Starring: James Franco
Directors: Rob Epstein & Jeffrey Friedman
Poetry in motion.
I’ve probably acknowledged on this blog before that, on occasion, I will want to watch something for fairly shallow reasons. It’s probably best that I admit that from the outset, that was the case here: I put this movie on my LoveFilm list because it was my understanding that, at some point, it involved James Franco making out with Aaron Tveit, and I wanted to see that. Look, I’m only human. The heart wants what it wants, okay?

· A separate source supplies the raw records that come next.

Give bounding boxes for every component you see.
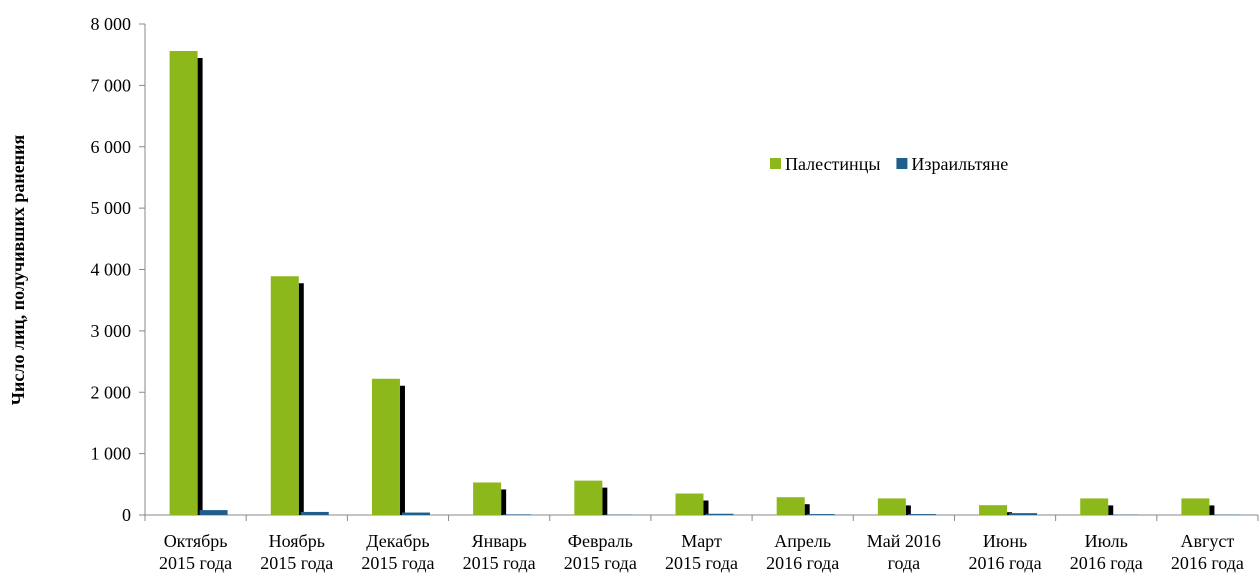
x-tick-label-line: Июнь: [983, 531, 1027, 551]
y-tick-label: 8 000: [91, 14, 132, 34]
x-tick-label-line: 2015 года: [260, 553, 333, 573]
bar: [907, 514, 936, 515]
x-tick-label: Октябрь 2015 года: [159, 531, 232, 573]
bar: [371, 378, 400, 515]
bar: [806, 514, 835, 515]
x-tick-label-line: Февраль: [568, 531, 633, 551]
bar: [877, 498, 906, 515]
x-tick-label-line: 2016 года: [766, 553, 839, 573]
x-tick-label: Май 2016 года: [867, 531, 941, 573]
bar: [1080, 498, 1109, 515]
x-tick-label: Август 2016 года: [1171, 531, 1244, 573]
x-tick-label: Январь 2015 года: [463, 531, 536, 573]
x-tick-label-line: 2016 года: [1070, 553, 1143, 573]
bar: [503, 514, 532, 515]
y-tick-label: 3 000: [91, 321, 132, 341]
bar: [473, 482, 502, 515]
bar: [979, 505, 1008, 515]
bar: [1181, 498, 1210, 515]
y-tick-label: 1 000: [91, 444, 132, 464]
bar-shadow: [399, 385, 405, 515]
x-tick-label-line: Май 2016: [867, 531, 941, 551]
x-tick-label-line: Август: [1181, 531, 1235, 551]
bar-shadow: [703, 500, 709, 515]
y-tick-label: 5 000: [91, 198, 132, 218]
legend-label: Палестинцы: [785, 154, 880, 174]
bar: [169, 51, 198, 515]
legend-swatch: [770, 158, 781, 169]
x-tick-label-line: года: [888, 553, 921, 573]
legend-label: Израильтяне: [911, 154, 1008, 174]
bar-shadow: [905, 505, 911, 515]
x-tick-label-line: Апрель: [774, 531, 831, 551]
bar: [776, 497, 805, 515]
x-tick-label-line: Январь: [472, 531, 527, 551]
bar: [199, 510, 228, 515]
bar: [1009, 513, 1038, 515]
x-tick-label-line: Октябрь: [164, 531, 228, 551]
bar: [270, 276, 299, 515]
bar-shadow: [501, 489, 507, 515]
x-tick-label-line: Июль: [1085, 531, 1128, 551]
y-tick-label: 4 000: [91, 260, 132, 280]
x-tick-label-line: Март: [681, 531, 722, 551]
bar-shadow: [1209, 505, 1215, 515]
x-tick-label-line: 2016 года: [1171, 553, 1244, 573]
x-tick-label: Июль 2016 года: [1070, 531, 1143, 573]
x-tick-label-line: 2015 года: [665, 553, 738, 573]
bar-shadow: [602, 487, 608, 515]
bar: [675, 493, 704, 515]
bar-shadow: [804, 504, 810, 515]
x-tick-label: Апрель 2016 года: [766, 531, 839, 573]
x-tick-label-line: 2015 года: [564, 553, 637, 573]
bar-shadow: [298, 283, 304, 515]
y-tick-label: 0: [122, 505, 131, 525]
bar-shadow: [197, 58, 203, 515]
y-tick-label: 2 000: [91, 382, 132, 402]
x-tick-label-line: 2016 года: [969, 553, 1042, 573]
x-tick-label: Декабрь 2015 года: [361, 531, 434, 573]
y-tick-label: 6 000: [91, 137, 132, 157]
legend-swatch: [896, 158, 908, 169]
bar: [705, 513, 734, 515]
y-axis-title: Число лиц, получивших ранения: [8, 135, 28, 406]
x-tick-label-line: 2015 года: [463, 553, 536, 573]
x-tick-label: Март 2015 года: [665, 531, 738, 573]
x-tick-label-line: 2015 года: [361, 553, 434, 573]
x-tick-label-line: Ноябрь: [269, 531, 325, 551]
x-tick-label-line: 2015 года: [159, 553, 232, 573]
x-tick-label-line: Декабрь: [366, 531, 429, 551]
x-tick-label: Февраль 2015 года: [564, 531, 637, 573]
x-tick-label: Ноябрь 2015 года: [260, 531, 333, 573]
bar: [300, 511, 329, 515]
x-tick-label: Июнь 2016 года: [969, 531, 1042, 573]
bar: [574, 480, 603, 515]
y-tick-label: 7 000: [91, 75, 132, 95]
bar-shadow: [1108, 505, 1114, 515]
bar: [401, 512, 430, 515]
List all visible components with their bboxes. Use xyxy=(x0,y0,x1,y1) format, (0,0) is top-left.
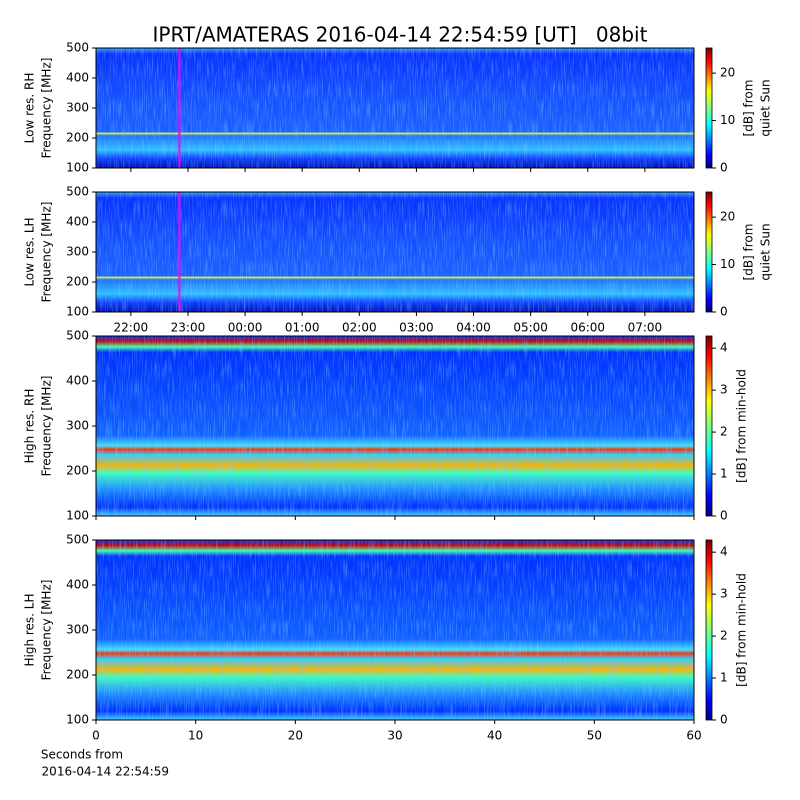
colorbar-tick-label: 4 xyxy=(720,545,728,559)
y-tick-label: 500 xyxy=(66,41,89,55)
y-tick-label: 500 xyxy=(66,533,89,547)
x-axis-label: 2016-04-14 22:54:59 xyxy=(42,765,169,779)
colorbar-tick-label: 0 xyxy=(720,713,728,727)
x-tick-label: 40 xyxy=(487,729,502,743)
x-tick-label: 03:00 xyxy=(399,321,434,335)
colorbar-tick-label: 1 xyxy=(720,671,728,685)
x-tick-label: 00:00 xyxy=(228,321,263,335)
y-tick-label: 200 xyxy=(66,131,89,145)
y-tick-label: 200 xyxy=(66,275,89,289)
y-tick-label: 500 xyxy=(66,329,89,343)
colorbar-tick-label: 10 xyxy=(720,257,735,271)
x-tick-label: 02:00 xyxy=(342,321,377,335)
colorbar xyxy=(705,335,713,517)
colorbar-tick-label: 0 xyxy=(720,305,728,319)
y-axis-label: Low res. LH xyxy=(23,217,37,286)
spectrogram-texture xyxy=(96,540,694,720)
y-tick-label: 200 xyxy=(66,464,89,478)
x-tick-label: 05:00 xyxy=(513,321,548,335)
figure-title: IPRT/AMATERAS 2016-04-14 22:54:59 [UT] 0… xyxy=(153,23,648,47)
y-axis-label: Frequency [MHz] xyxy=(40,580,54,681)
y-tick-label: 100 xyxy=(66,509,89,523)
spectrogram-texture xyxy=(96,336,694,516)
colorbar xyxy=(705,539,713,721)
x-tick-label: 23:00 xyxy=(171,321,206,335)
colorbar-tick-label: 0 xyxy=(720,161,728,175)
colorbar-tick-label: 20 xyxy=(720,66,735,80)
x-tick-label: 60 xyxy=(686,729,701,743)
y-tick-label: 400 xyxy=(66,71,89,85)
x-tick-label: 50 xyxy=(587,729,602,743)
colorbar-label: [dB] from min-hold xyxy=(735,573,749,687)
colorbar-label: [dB] from xyxy=(742,224,756,281)
x-tick-label: 06:00 xyxy=(570,321,605,335)
x-axis-label: Seconds from xyxy=(41,748,123,762)
colorbar-label: [dB] from min-hold xyxy=(735,369,749,483)
x-tick-label: 04:00 xyxy=(456,321,491,335)
y-tick-label: 300 xyxy=(66,101,89,115)
y-tick-label: 100 xyxy=(66,161,89,175)
y-tick-label: 200 xyxy=(66,668,89,682)
x-tick-label: 30 xyxy=(387,729,402,743)
y-axis-label: High res. RH xyxy=(23,389,37,464)
colorbar-tick-label: 2 xyxy=(720,425,728,439)
colorbar-label: quiet Sun xyxy=(759,223,773,280)
y-tick-label: 500 xyxy=(66,185,89,199)
y-axis-label: Low res. RH xyxy=(23,73,37,144)
x-tick-label: 07:00 xyxy=(628,321,663,335)
colorbar xyxy=(705,191,713,313)
colorbar xyxy=(705,47,713,169)
x-tick-label: 20 xyxy=(288,729,303,743)
y-tick-label: 400 xyxy=(66,215,89,229)
colorbar-tick-label: 2 xyxy=(720,629,728,643)
y-tick-label: 400 xyxy=(66,578,89,592)
y-tick-label: 100 xyxy=(66,305,89,319)
colorbar-label: [dB] from xyxy=(742,80,756,137)
x-tick-label: 01:00 xyxy=(285,321,320,335)
colorbar-label: quiet Sun xyxy=(759,79,773,136)
colorbar-tick-label: 1 xyxy=(720,467,728,481)
spectrogram-texture xyxy=(96,48,694,168)
colorbar-tick-label: 3 xyxy=(720,587,728,601)
y-axis-label: Frequency [MHz] xyxy=(40,202,54,303)
spectrogram-texture xyxy=(96,192,694,312)
y-tick-label: 300 xyxy=(66,245,89,259)
colorbar-tick-label: 10 xyxy=(720,113,735,127)
y-axis-label: High res. LH xyxy=(23,593,37,666)
colorbar-tick-label: 4 xyxy=(720,341,728,355)
x-tick-label: 10 xyxy=(188,729,203,743)
colorbar-tick-label: 0 xyxy=(720,509,728,523)
x-tick-label: 0 xyxy=(92,729,100,743)
y-tick-label: 300 xyxy=(66,623,89,637)
y-tick-label: 100 xyxy=(66,713,89,727)
x-tick-label: 22:00 xyxy=(114,321,149,335)
y-axis-label: Frequency [MHz] xyxy=(40,58,54,159)
y-tick-label: 300 xyxy=(66,419,89,433)
colorbar-tick-label: 3 xyxy=(720,383,728,397)
y-tick-label: 400 xyxy=(66,374,89,388)
colorbar-tick-label: 20 xyxy=(720,210,735,224)
y-axis-label: Frequency [MHz] xyxy=(40,376,54,477)
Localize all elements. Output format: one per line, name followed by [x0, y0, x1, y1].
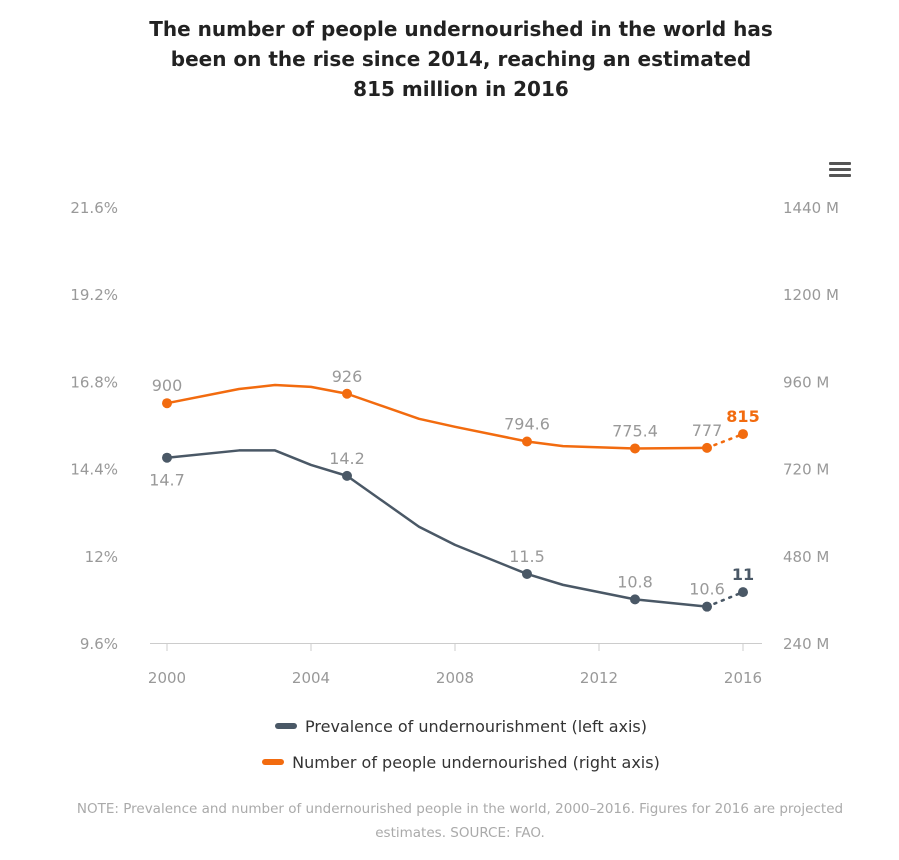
data-label: 900 [152, 376, 183, 395]
series-line-0 [166, 449, 708, 608]
data-label: 815 [726, 407, 759, 426]
data-point [702, 601, 712, 612]
legend-swatch [262, 759, 285, 765]
data-point [630, 594, 640, 605]
series-line-1 [166, 383, 708, 450]
left-axis-label: 14.4% [70, 461, 118, 479]
right-axis-label: 1200 M [783, 286, 839, 304]
legend-item-prevalence[interactable]: Prevalence of undernourishment (left axi… [0, 712, 899, 740]
right-axis-label: 240 M [783, 635, 829, 653]
left-axis-label: 21.6% [70, 199, 118, 217]
x-tick-label: 2008 [436, 669, 474, 687]
data-label: 794.6 [504, 414, 550, 433]
data-point [630, 443, 640, 454]
projected-line-1 [705, 432, 745, 450]
right-axis-label: 480 M [783, 548, 829, 566]
right-axis-label: 1440 M [783, 199, 839, 217]
data-label: 10.8 [617, 572, 653, 591]
data-point [162, 398, 172, 409]
data-point [522, 436, 532, 447]
legend-label: Prevalence of undernourishment (left axi… [305, 716, 647, 736]
left-axis-label: 9.6% [80, 635, 118, 653]
data-point [522, 568, 532, 579]
legend-swatch [275, 723, 297, 729]
data-point [702, 442, 712, 453]
title-line: been on the rise since 2014, reaching an… [170, 47, 752, 71]
data-point [738, 587, 748, 598]
data-label: 11.5 [509, 547, 545, 566]
right-axis-label: 720 M [783, 461, 829, 479]
x-tick-label: 2012 [580, 669, 618, 687]
x-tick-label: 2000 [148, 669, 186, 687]
x-tick-label: 2016 [724, 669, 762, 687]
x-tick-label: 2004 [292, 669, 330, 687]
data-label: 11 [732, 565, 754, 584]
data-point [342, 470, 352, 481]
data-label: 777 [692, 421, 723, 440]
title-line: The number of people undernourished in t… [149, 17, 773, 41]
left-axis-label: 19.2% [70, 286, 118, 304]
left-axis-label: 16.8% [70, 373, 118, 391]
data-point [738, 429, 748, 440]
chart-title: The number of people undernourished in t… [0, 14, 899, 104]
data-label: 926 [332, 367, 363, 386]
data-label: 10.6 [689, 580, 725, 599]
left-axis-label: 12% [85, 548, 118, 566]
right-axis-label: 960 M [783, 373, 829, 391]
legend: Prevalence of undernourishment (left axi… [0, 712, 899, 784]
title-line: 815 million in 2016 [353, 77, 569, 101]
data-point [162, 452, 172, 463]
chart-note: NOTE: Prevalence and number of undernour… [76, 801, 844, 841]
legend-item-number[interactable]: Number of people undernourished (right a… [0, 748, 899, 776]
projected-line-0 [705, 590, 745, 608]
hamburger-menu-icon[interactable] [829, 162, 851, 180]
legend-label: Number of people undernourished (right a… [292, 752, 660, 772]
line-chart: 2000 2004 2008 2012 2016 9.6% 12% 14.4% 16.8% 19.… [70, 199, 839, 687]
data-label: 775.4 [612, 421, 658, 440]
data-label: 14.2 [329, 449, 365, 468]
data-point [342, 388, 352, 399]
data-label: 14.7 [149, 471, 185, 490]
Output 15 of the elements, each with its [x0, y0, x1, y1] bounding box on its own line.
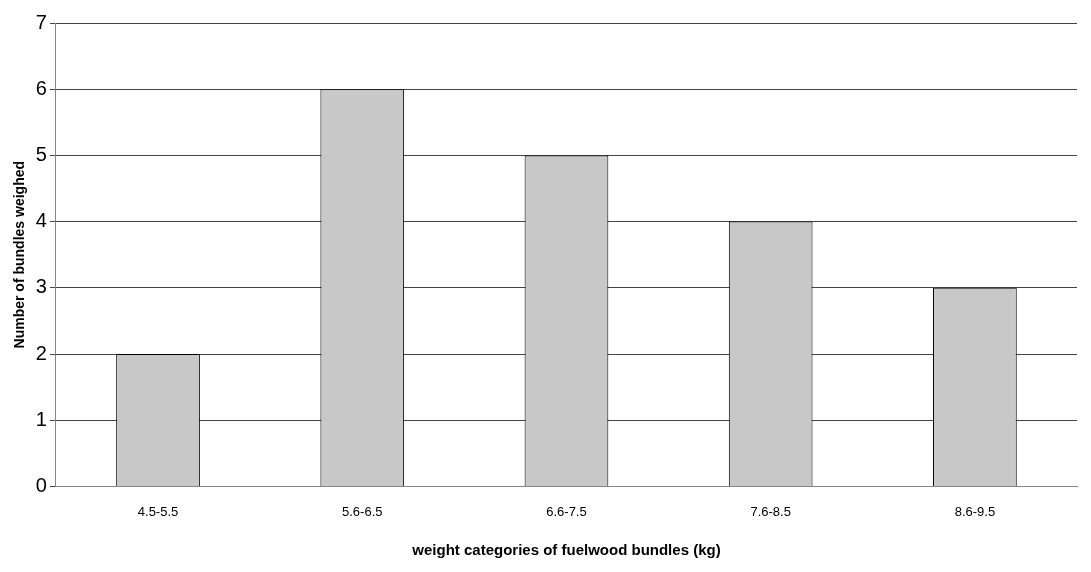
y-tick-label: 5: [35, 142, 47, 165]
y-tick-label: 3: [35, 275, 47, 298]
x-tick-label: 8.6-9.5: [954, 503, 996, 519]
y-tick-label: 7: [35, 10, 47, 33]
y-tick-label: 1: [35, 407, 47, 430]
y-tick-label: 4: [35, 209, 47, 232]
x-tick-label: 7.6-8.5: [750, 503, 791, 519]
x-tick-label: 4.5-5.5: [137, 503, 179, 519]
y-tick-label: 0: [35, 473, 47, 496]
y-axis-title: Number of bundles weighed: [11, 160, 28, 349]
x-axis-title: weight categories of fuelwood bundles (kg): [411, 541, 721, 559]
y-tick-label: 6: [35, 76, 47, 99]
y-tick-label: 2: [35, 341, 47, 364]
x-tick-label: 6.6-7.5: [546, 503, 587, 519]
x-tick-label: 5.6-6.5: [342, 503, 383, 519]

I wasn’t really sure how much I was likely to enjoy the other, non-kissing parts of the film. One of the most important lessons that I learned as part of my English Literature degree was that, generally speaking, I have no great love for poetry. I’m not going to be some pointlessly inflammatory dickhead about it and claim that poetry has no merit or anything like that, but speaking on an entirely personal level, I’ve rarely found poetry to be worth the effort that is required to write it or read it. So as I started watching this film and realised that when it wasn’t about James Franco doing an (admittedly very accomplished) reading of Allen Ginsberg’s epic poem Howl, it was going to be spending a lot of time discussing the importance of poetry as an art form, my heart did sink a little bit.
Interestingly, what ended up saving this film for me is probably also its biggest flaw: that it’s essentially at least three films merged into one. It is, at various points: a dramatic reading of the poem complete with animation that attempts to visually capture the lyrical content of the poem, an ostensible documentary of Ginsberg talking about his life and his art, and a restaging of the legal proceedings from when the publisher of Howl was charged with obscenity. Any one of these could potentially have been a film in their own right, if given a bit more room to develop; trying to fit them all into an already comparatively short feature (the runtime is around 84 minutes) means that all three end up getting a little bit stifled, and the whole thing ends up feeling very slightly too clever for its own good. Personally, I found the court proceedings by far the most interesting part of the film, perhaps because the idea of art and censorship has always fascinated me, and I would have been more than happy to just watch a film about that. Then again, I’m really trying to learn to base my critiques on whether a film achieves what it set out to do, rather than just whether it developed in the way that I wanted to, because sometimes I forget that the two aren’t always the same thing.
There’s still a lot to enjoy in this film though, particularly the acting. Franco is great as Ginsberg, particularly in the interview segments, where he’s the absolute picture of a writer discussing his work with passion, intelligence and total understanding. Occasionally in some of the faux-archive stuff I found him a little bit over-indulgent in his commitment to playing the nerdish side of Ginsberg, but that’s such a minor quibble as to barely even qualify. (For anyone wondering about what I said in the opening paragraph, he does indeed make out with Aaron Tveit, although much to my disappointment, the bedcovers were in the way for some of it. This is an unforgivable camera-blocking error.) Jon Hamm’s presence in this film is very interesting – I hadn’t even realised he was going to be in it until the title sequence flashed up, and his role as the publisher’s defence lawyer is surprisingly low-key. In the last quarter of the film, however, when he gets to do his summing-up he has an absolutely first-rate speech (which I’m assuming was, if not verbatim then at least very closely based on, the actual speech given by the defence lawyer at the time) about whether we have the right to censor art, and Hamm delivers it magnificently. I wouldn’t be at all surprised if it turned out he signed up for this film purely so he could do that scene. There’s also a memorable, if brief, turn from an unrecognisable Mary-Louise Parker as a literary expert who denounces Ginsberg’s work near the start of the film. I was disappointed we never saw her again.
So while the film was a little choppy and unfocused, and while I didn’t always care for the animated segments, one thing I can say in its favour is that I came away from it really wanting to read Howl on my own terms, because parts of it as delivered by Franco were extremely evocative, and I want to know if I’d find it that effective on the page by itself. And given my aforementioned lack of interest in poetry, that’s got to be a good thing, surely?